Bi-directional modulation of bed nucleus of stria terminalis neurons by 5-HT: molecular expression and functional properties of excitatory 5-HT receptor subtypes.

Activation of neurons in the anterolateral bed nucleus of the stria terminalis (BNST(ALG)) plays an important role in mediating the behavioral response to stressful and anxiogenic stimuli. Application of 5-HT elicits complex postsynaptic responses in BNST(ALG) neurons, which includes (1) membrane hyperpolarization (5-HT(Hyp)), (2) hyperpolarization followed by depolarization (5-HT(Hyp-Dep)), (3) depolarization (5-HT(Dep)) or (4) no response (5-HT(NR)). We have shown that the inhibitory response is mediated by activation of postsynaptic 5-HT(1A) receptors. Here, we used a combination of in vitro whole-cell patch-clamp recording and single cell reverse transcriptase polymerase chain reaction (RT-PCR) to determine the pharmacological properties and molecular profile of 5-HT receptor subtypes mediating the excitatory response to 5-HT in BNST(ALG) neurons. We show that the depolarizing component of both the 5-HT(Hyp/Dep) and the 5-HT(Dep) response was mediated by activation of 5-HT(2A), 5-HT(2C) and/or 5-HT(7) receptors. Single cell RT-PCR data revealed that 5-HT(7) receptors (46%) and 5-HT(1A) receptors (41%) are the most prevalent receptor subtypes expressed in BNST(ALG) neurons. Moreover, 5-HT receptor subtypes are differentially expressed in type I-III BNST(ALG) neurons.
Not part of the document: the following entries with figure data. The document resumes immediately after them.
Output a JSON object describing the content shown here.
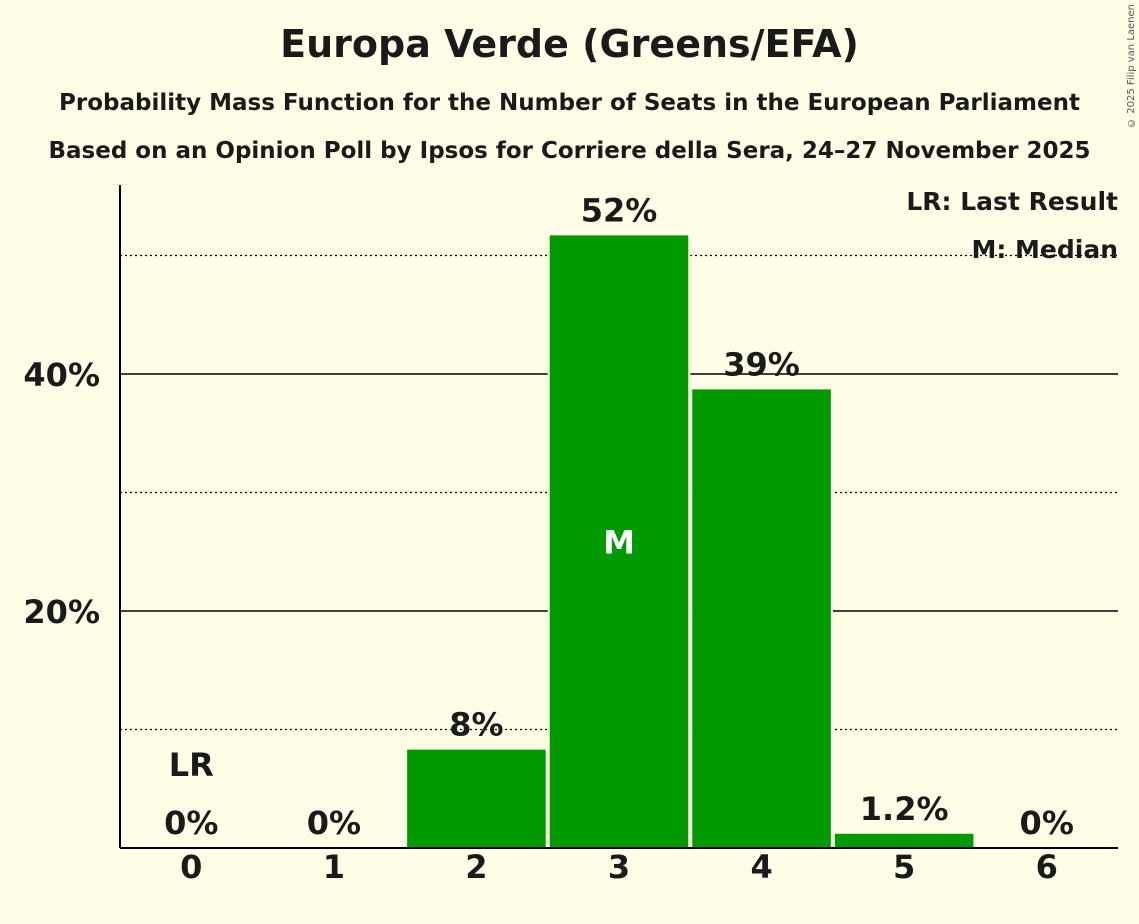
{
  "title": "Europa Verde (Greens/EFA)",
  "subtitle1": "Probability Mass Function for the Number of Seats in the European Parliament",
  "subtitle2": "Based on an Opinion Poll by Ipsos for Corriere della Sera, 24–27 November 2025",
  "copyright": "© 2025 Filip van Laenen",
  "chart_data": {
    "type": "bar",
    "categories": [
      "0",
      "1",
      "2",
      "3",
      "4",
      "5",
      "6"
    ],
    "values": [
      0,
      0,
      8.3,
      51.7,
      38.7,
      1.2,
      0
    ],
    "value_labels": [
      "0%",
      "0%",
      "8%",
      "52%",
      "39%",
      "1.2%",
      "0%"
    ],
    "ylim": [
      0,
      56
    ],
    "yticks": [
      20,
      40
    ],
    "ytick_labels": [
      "20%",
      "40%"
    ],
    "minor_gridlines": [
      10,
      30,
      50
    ],
    "last_result_index": 0,
    "median_index": 3,
    "last_result_marker": "LR",
    "median_marker": "M",
    "legend": [
      "LR: Last Result",
      "M: Median"
    ],
    "bar_color": "#009900"
  }
}
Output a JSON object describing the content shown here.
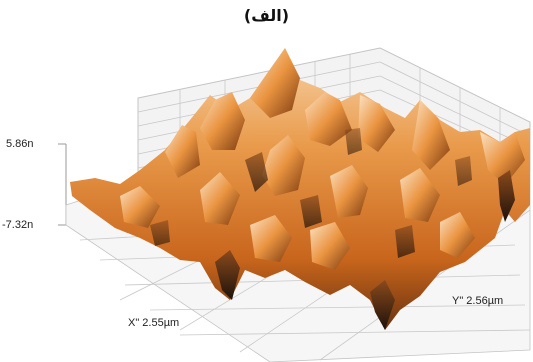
{
  "figure": {
    "title": "(الف)",
    "z_max_label": "5.86n",
    "z_min_label": "-7.32n",
    "x_axis_label": "X\" 2.55µm",
    "y_axis_label": "Y\" 2.56µm"
  },
  "colors": {
    "surface_light": "#f6c48e",
    "surface_mid": "#e08a3a",
    "surface_dark": "#3a2210",
    "grid_line": "#b9b9b9",
    "wall_fill": "#f2f2f2"
  }
}
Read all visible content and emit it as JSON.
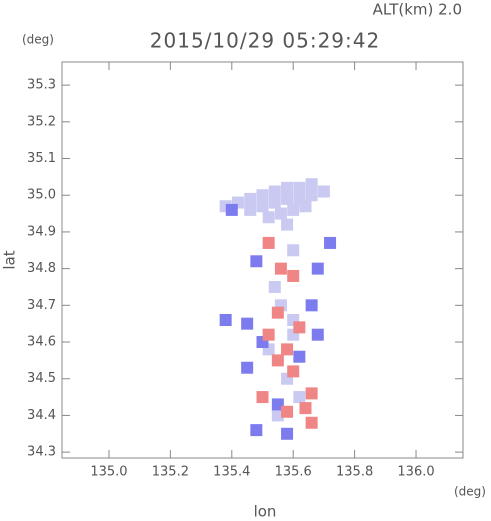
{
  "chart_data": {
    "type": "scatter",
    "title": "2015/10/29 05:29:42",
    "subtitle": "ALT(km) 2.0",
    "x_label": "lon",
    "y_label": "lat",
    "x_unit": "(deg)",
    "y_unit": "(deg)",
    "xlim": [
      134.847,
      136.153
    ],
    "ylim": [
      34.284,
      35.363
    ],
    "xticks": [
      {
        "value": 135.0,
        "label": "135.0"
      },
      {
        "value": 135.2,
        "label": "135.2"
      },
      {
        "value": 135.4,
        "label": "135.4"
      },
      {
        "value": 135.6,
        "label": "135.6"
      },
      {
        "value": 135.8,
        "label": "135.8"
      },
      {
        "value": 136.0,
        "label": "136.0"
      }
    ],
    "yticks": [
      34.3,
      34.4,
      34.5,
      34.6,
      34.7,
      34.8,
      34.9,
      {
        "value": 35.0,
        "label": "35.0"
      },
      35.1,
      35.2,
      35.3
    ],
    "series": [
      {
        "color": "#c9c9f2",
        "x": [
          135.38,
          135.42,
          135.46,
          135.5,
          135.54,
          135.58,
          135.62,
          135.66,
          135.46,
          135.5,
          135.54,
          135.58,
          135.62,
          135.66,
          135.7,
          135.52,
          135.56,
          135.6,
          135.64,
          135.58,
          135.56,
          135.6,
          135.52,
          135.58,
          135.62,
          135.55,
          135.6,
          135.54,
          135.6
        ],
        "values": [
          34.97,
          34.98,
          34.99,
          35.0,
          35.01,
          35.02,
          35.02,
          35.03,
          34.96,
          34.97,
          34.98,
          34.99,
          34.99,
          35.0,
          35.01,
          34.94,
          34.95,
          34.96,
          34.97,
          34.92,
          34.7,
          34.62,
          34.58,
          34.5,
          34.45,
          34.4,
          34.66,
          34.75,
          34.85
        ]
      },
      {
        "color": "#7c7cee",
        "x": [
          135.4,
          135.38,
          135.45,
          135.5,
          135.62,
          135.66,
          135.68,
          135.48,
          135.55,
          135.48,
          135.68,
          135.45,
          135.72,
          135.58
        ],
        "values": [
          34.96,
          34.66,
          34.65,
          34.6,
          34.56,
          34.7,
          34.8,
          34.82,
          34.43,
          34.36,
          34.62,
          34.53,
          34.87,
          34.35
        ]
      },
      {
        "color": "#f08585",
        "x": [
          135.52,
          135.56,
          135.6,
          135.52,
          135.58,
          135.55,
          135.6,
          135.66,
          135.64,
          135.58,
          135.66,
          135.55,
          135.62,
          135.5
        ],
        "values": [
          34.87,
          34.8,
          34.78,
          34.62,
          34.58,
          34.55,
          34.52,
          34.46,
          34.42,
          34.41,
          34.38,
          34.68,
          34.64,
          34.45
        ]
      }
    ]
  }
}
Hence, 5-HT(2C) receptors are almost exclusively expressed by type III neurons, whereas 5-HT(7) receptors are expressed by type I and II neurons, but not type III neurons. Conversely, 5-HT(2A) receptors are found predominantly in type II neurons. Finally, bi-directional modulation of individual neurons occurs only in type I and II neurons. Significantly the distribution of 5-HT receptor subtypes in BNST(ALG) neurons predicted the observed expression pattern of 5-HT responses determined pharmacologically. Together, these results suggest that 5-HT can differentially modulate the excitability of type I-III neurons, and further suggest that bi-directional modulation of BNST(ALG) neurons occurs primarily through an interplay between 5-HT(1A) and 5-HT(7) receptors. Hence, modulation of 5-HT(7) receptor activity in the BNST(ALG) may offer a novel avenue for the design of anxiolytic medications.